Easy to eat, easy to cook and easy to digest, there’s much to love about quinoa.
There is a debate in the nutrition world about whether quinoa is Paleo, and I say that if it doesn’t cause you any discomfort, you go ahead and eat it. Do keep in mind, though, that though quinoa is a more nutritious option than a lot of foods, it is carb heavy, so practice good portion control.
Shop for organic, fair-trade quinoa so you know that farmers in South America are getting a fair price for their crop.
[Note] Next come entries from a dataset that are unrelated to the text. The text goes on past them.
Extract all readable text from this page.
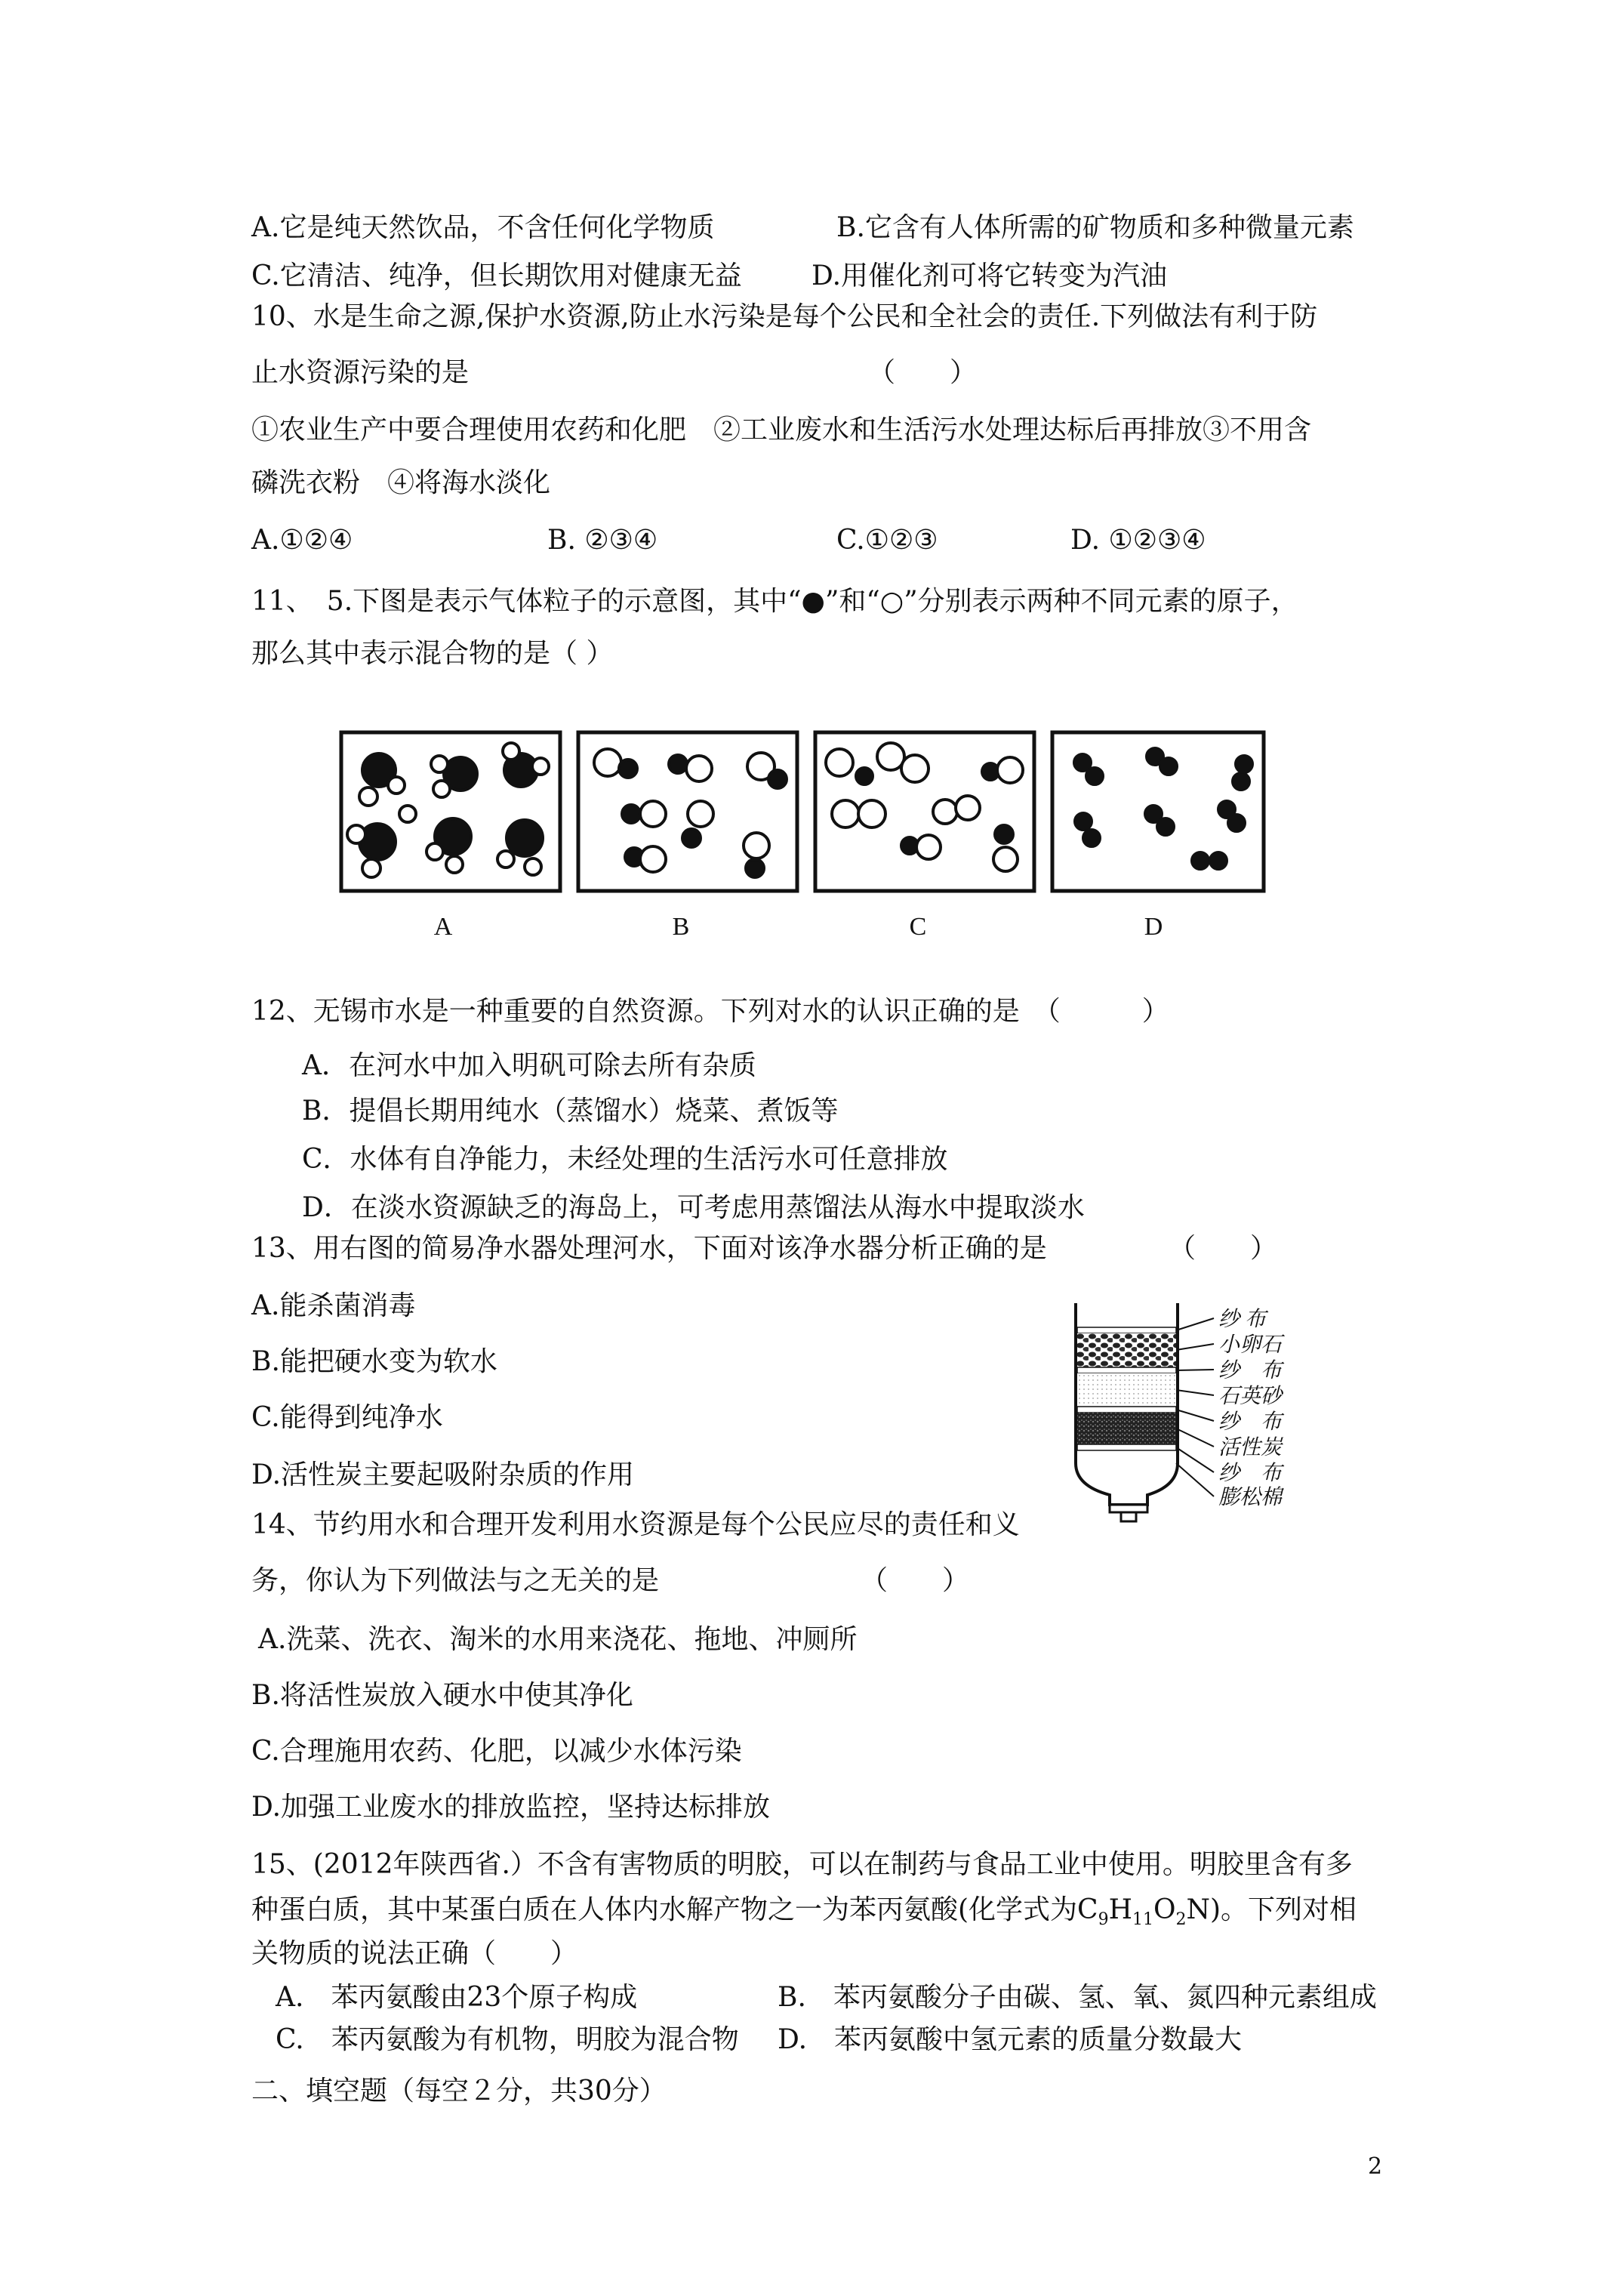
A.它是纯天然饮品，不含任何化学物质	B.它含有人体所需的矿物质和多种微量元素
C.它清洁、纯净，但长期饮用对健康无益	D.用催化剂可将它转变为汽油
10、水是生命之源,保护水资源,防止水污染是每个公民和全社会的责任.下列做法有利于防
止水资源污染的是	（　　）
①农业生产中要合理使用农药和化肥　②工业废水和生活污水处理达标后再排放③不用含
磷洗衣粉　④将海水淡化
A.①②④	B. ②③④	C.①②③	D. ①②③④
11、　5.下图是表示气体粒子的示意图，其中“●”和“○”分别表示两种不同元素的原子，
那么其中表示混合物的是（ ）
A	B	C	D
12、无锡市水是一种重要的自然资源。下列对水的认识正确的是　（　　　）
A．在河水中加入明矾可除去所有杂质
B．提倡长期用纯水（蒸馏水）烧菜、煮饭等
C．水体有自净能力，未经处理的生活污水可任意排放
D．在淡水资源缺乏的海岛上，可考虑用蒸馏法从海水中提取淡水
13、用右图的简易净水器处理河水，下面对该净水器分析正确的是	（　　）
A.能杀菌消毒
B.能把硬水变为软水
C.能得到纯净水
D.活性炭主要起吸附杂质的作用
纱 布
小卵石
纱　布
石英砂
纱　布
活性炭
纱　布
膨松棉
14、节约用水和合理开发利用水资源是每个公民应尽的责任和义
务，你认为下列做法与之无关的是	（　　）
A.洗菜、洗衣、淘米的水用来浇花、拖地、冲厕所
B.将活性炭放入硬水中使其净化
C.合理施用农药、化肥，以减少水体污染
D.加强工业废水的排放监控，坚持达标排放
15、(2012年陕西省.）不含有害物质的明胶，可以在制药与食品工业中使用。明胶里含有多
种蛋白质，其中某蛋白质在人体内水解产物之一为苯丙氨酸(化学式为$C_9H_{11}O_2N$)。下列对相
关物质的说法正确（　　）
A.　苯丙氨酸由23个原子构成	B.　苯丙氨酸分子由碳、氢、氧、氮四种元素组成
C.　苯丙氨酸为有机物，明胶为混合物 D.　苯丙氨酸中氢元素的质量分数最大
二、填空题（每空２分，共30分）
2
Now, it’s time for your Trick:
You can find quinoa in beige, orange, purple, green and almost every color in between. Beige is the tastiest; red is the healthiest!
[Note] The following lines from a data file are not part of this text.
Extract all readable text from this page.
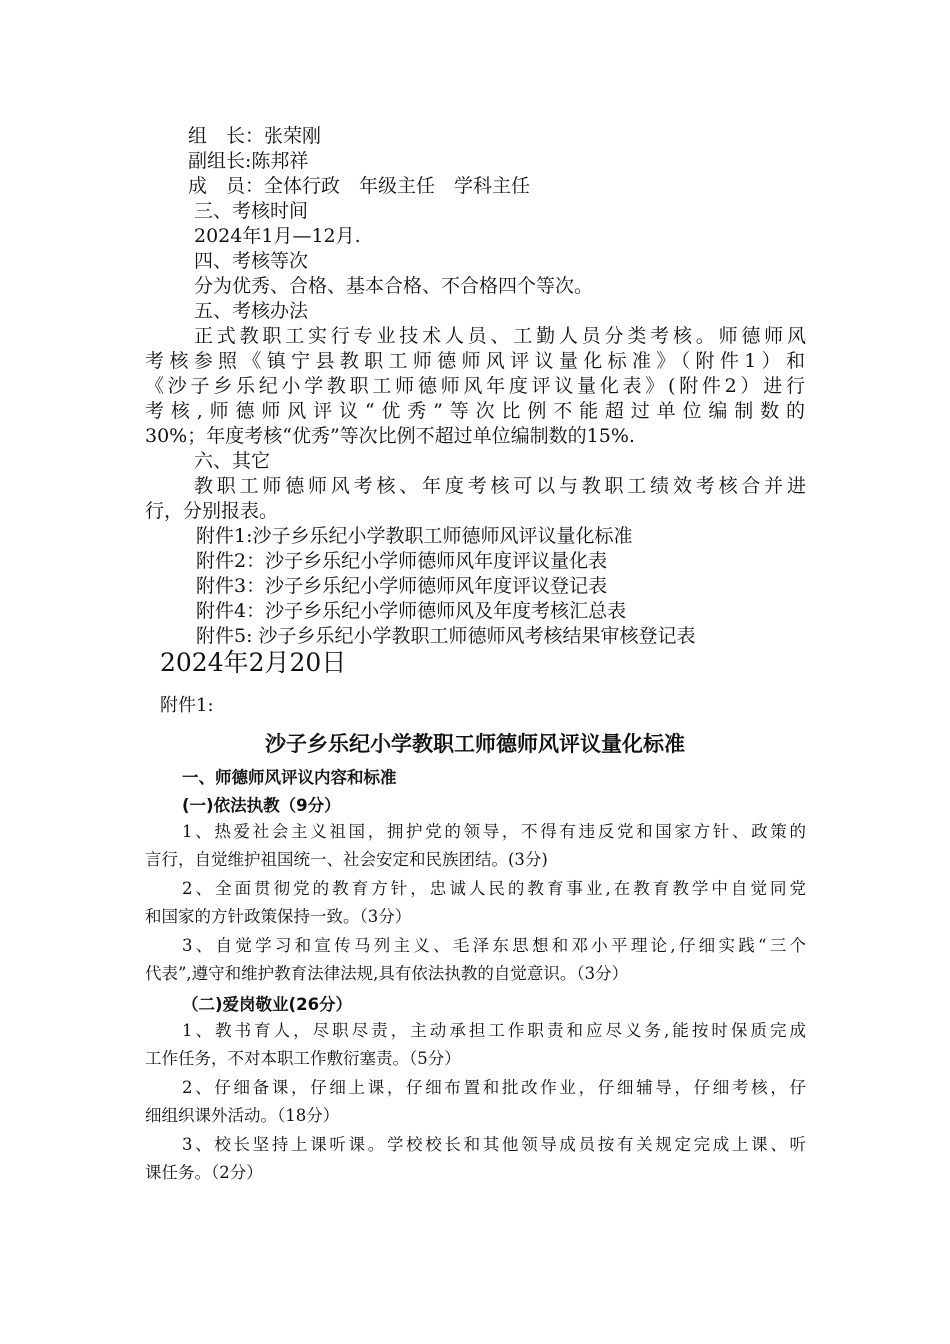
组　长：张荣刚
副组长:陈邦祥
成　员：全体行政　年级主任　学科主任
三、考核时间
2024年1月—12月.
四、考核等次
分为优秀、合格、基本合格、不合格四个等次。
五、考核办法
正式教职工实行专业技术人员、工勤人员分类考核。师德师风
考核参照《镇宁县教职工师德师风评议量化标准》（附件1）和
《沙子乡乐纪小学教职工师德师风年度评议量化表》(附件2）进行
考核,师德师风评议“优秀”等次比例不能超过单位编制数的
30%；年度考核“优秀”等次比例不超过单位编制数的15%.
六、其它
教职工师德师风考核、年度考核可以与教职工绩效考核合并进
行，分别报表。
附件1:沙子乡乐纪小学教职工师德师风评议量化标准
附件2：沙子乡乐纪小学师德师风年度评议量化表
附件3：沙子乡乐纪小学师德师风年度评议登记表
附件4：沙子乡乐纪小学师德师风及年度考核汇总表
附件5: 沙子乡乐纪小学教职工师德师风考核结果审核登记表
2024年2月20日
附件1:
沙子乡乐纪小学教职工师德师风评议量化标准
一、师德师风评议内容和标准
(一)依法执教（9分）
1、热爱社会主义祖国，拥护党的领导，不得有违反党和国家方针、政策的
言行，自觉维护祖国统一、社会安定和民族团结。(3分)
2、全面贯彻党的教育方针，忠诚人民的教育事业,在教育教学中自觉同党
和国家的方针政策保持一致。（3分）
3、自觉学习和宣传马列主义、毛泽东思想和邓小平理论,仔细实践“三个
代表”,遵守和维护教育法律法规,具有依法执教的自觉意识。（3分）
（二)爱岗敬业(26分）
1、教书育人，尽职尽责，主动承担工作职责和应尽义务,能按时保质完成
工作任务，不对本职工作敷衍塞责。（5分）
2、仔细备课，仔细上课，仔细布置和批改作业，仔细辅导，仔细考核，仔
细组织课外活动。（18分）
3、校长坚持上课听课。学校校长和其他领导成员按有关规定完成上课、听
课任务。（2分）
Always rinse your quinoa before cooking it. Quinoa has a bitter coating that must be rinsed off before you prepare it. Otherwise, it won’t taste very good. (You should also remember to drain your quinoa after cooking and let it rest for a few minutes.)
And your Recipe:
- 1 1/2 cups quinoa
- 3 cups low sodium vegetable broth
- 1 large red onion finely chopped
- 1 lage red bell pepper cored, deseeded, and chopped
- 1 large cucumber peeled and chopped
- 1/2 cup fresh basil leaves stems removed, chopped
- 1/4 cup orange juice
- 1 tablespoon balsamic vinegar
- 1 teaspoon grated orange rind
- Salt and pepper to taste
- 2 tablespoons olive oil
- 5 tablespoons pine nuts toasted
- 6 leaves red leaf lettuce
- In a colander, rinse the quinoa thoroughly and drain.
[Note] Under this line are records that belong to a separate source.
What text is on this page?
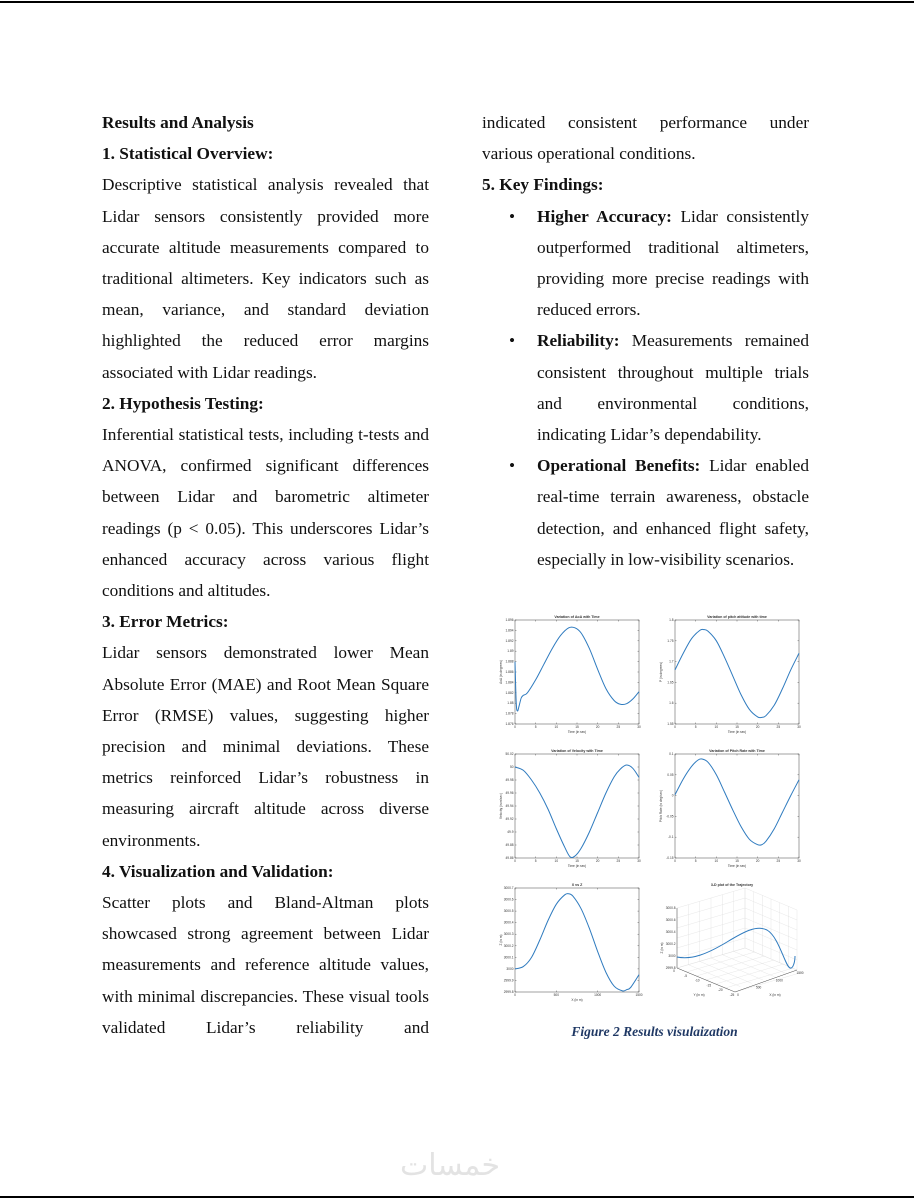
Results and Analysis

1. Statistical Overview:

Descriptive statistical analysis revealed that Lidar sensors consistently provided more accurate altitude measurements compared to traditional altimeters. Key indicators such as mean, variance, and standard deviation highlighted the reduced error margins associated with Lidar readings.

2. Hypothesis Testing:

Inferential statistical tests, including t-tests and ANOVA, confirmed significant differences between Lidar and barometric altimeter readings (p < 0.05). This underscores Lidar’s enhanced accuracy across various flight conditions and altitudes.

3. Error Metrics:

Lidar sensors demonstrated lower Mean Absolute Error (MAE) and Root Mean Square Error (RMSE) values, suggesting higher precision and minimal deviations. These metrics reinforced Lidar’s robustness in measuring aircraft altitude across diverse environments.

4. Visualization and Validation:

Scatter plots and Bland-Altman plots showcased strong agreement between Lidar measurements and reference altitude values, with minimal discrepancies. These visual tools validated Lidar’s reliability and

indicated consistent performance under various operational conditions.

5. Key Findings:

• Higher Accuracy: Lidar consistently outperformed traditional altimeters, providing more precise readings with reduced errors.
• Reliability: Measurements remained consistent throughout multiple trials and environmental conditions, indicating Lidar’s dependability.
• Operational Benefits: Lidar enabled real-time terrain awareness, obstacle detection, and enhanced flight safety, especially in low-visibility scenarios.
Variation of AoA with Time
0	5	10	15	20	25	30
1.876
1.878
1.88
1.882
1.884
1.886
1.888
1.89
1.892
1.894
1.896
Time (in sec)
AoA (in degrees)
Variation of pitch attitude with time
0	5	10	15	20	25	30
1.55
1.6
1.65
1.7
1.75
1.8
Time (in sec)
P (in degrees)
Variation of Velocity with Time
0	5	10	15	20	25	30
49.86
49.88
49.9
49.92
49.94
49.96
49.98
50
50.02
Time (in sec)
Velocity (in m/sec)
Variation of Pitch Rate with Time
0	5	10	15	20	25	30
-0.15
-0.1
-0.05
0
0.05
0.1
Time (in sec)
Pitch Rate (in deg/sec)
X vs Z
0	500	1000	1500
2999.8
2999.9
3000
3000.1
3000.2
3000.3
3000.4
3000.5
3000.6
3000.7
X (in m)
Z (in m)
3-D plot of the Trajectory
2999.8
3000
3000.2
3000.4
3000.6
3000.8
0
-5
-10
-15
-20
-25 0
500
1000
1500
Z (in m)
Y (in m)	X (in m)
Figure 2 Results visulaization
خمسات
- In a medium size saucepan, bring the broth to a boil, stir in the quinoa, and return to a boil. Lower the heat and simmer, covered, for 20 to 25 minutes or till all the liquid is absorbed. Let stand for 5 minutes.
- In a large bowl, combine the quinoa, onion, red bell pepper, cucumber and basil.
- In a small bowl, combine the orange juice, vinegar, orange rind, salt and pepper. Whisk in the oil. Pour the dressing over the quinoa and toss well. Arrange each serving on the lettuce and garnish with pine nuts.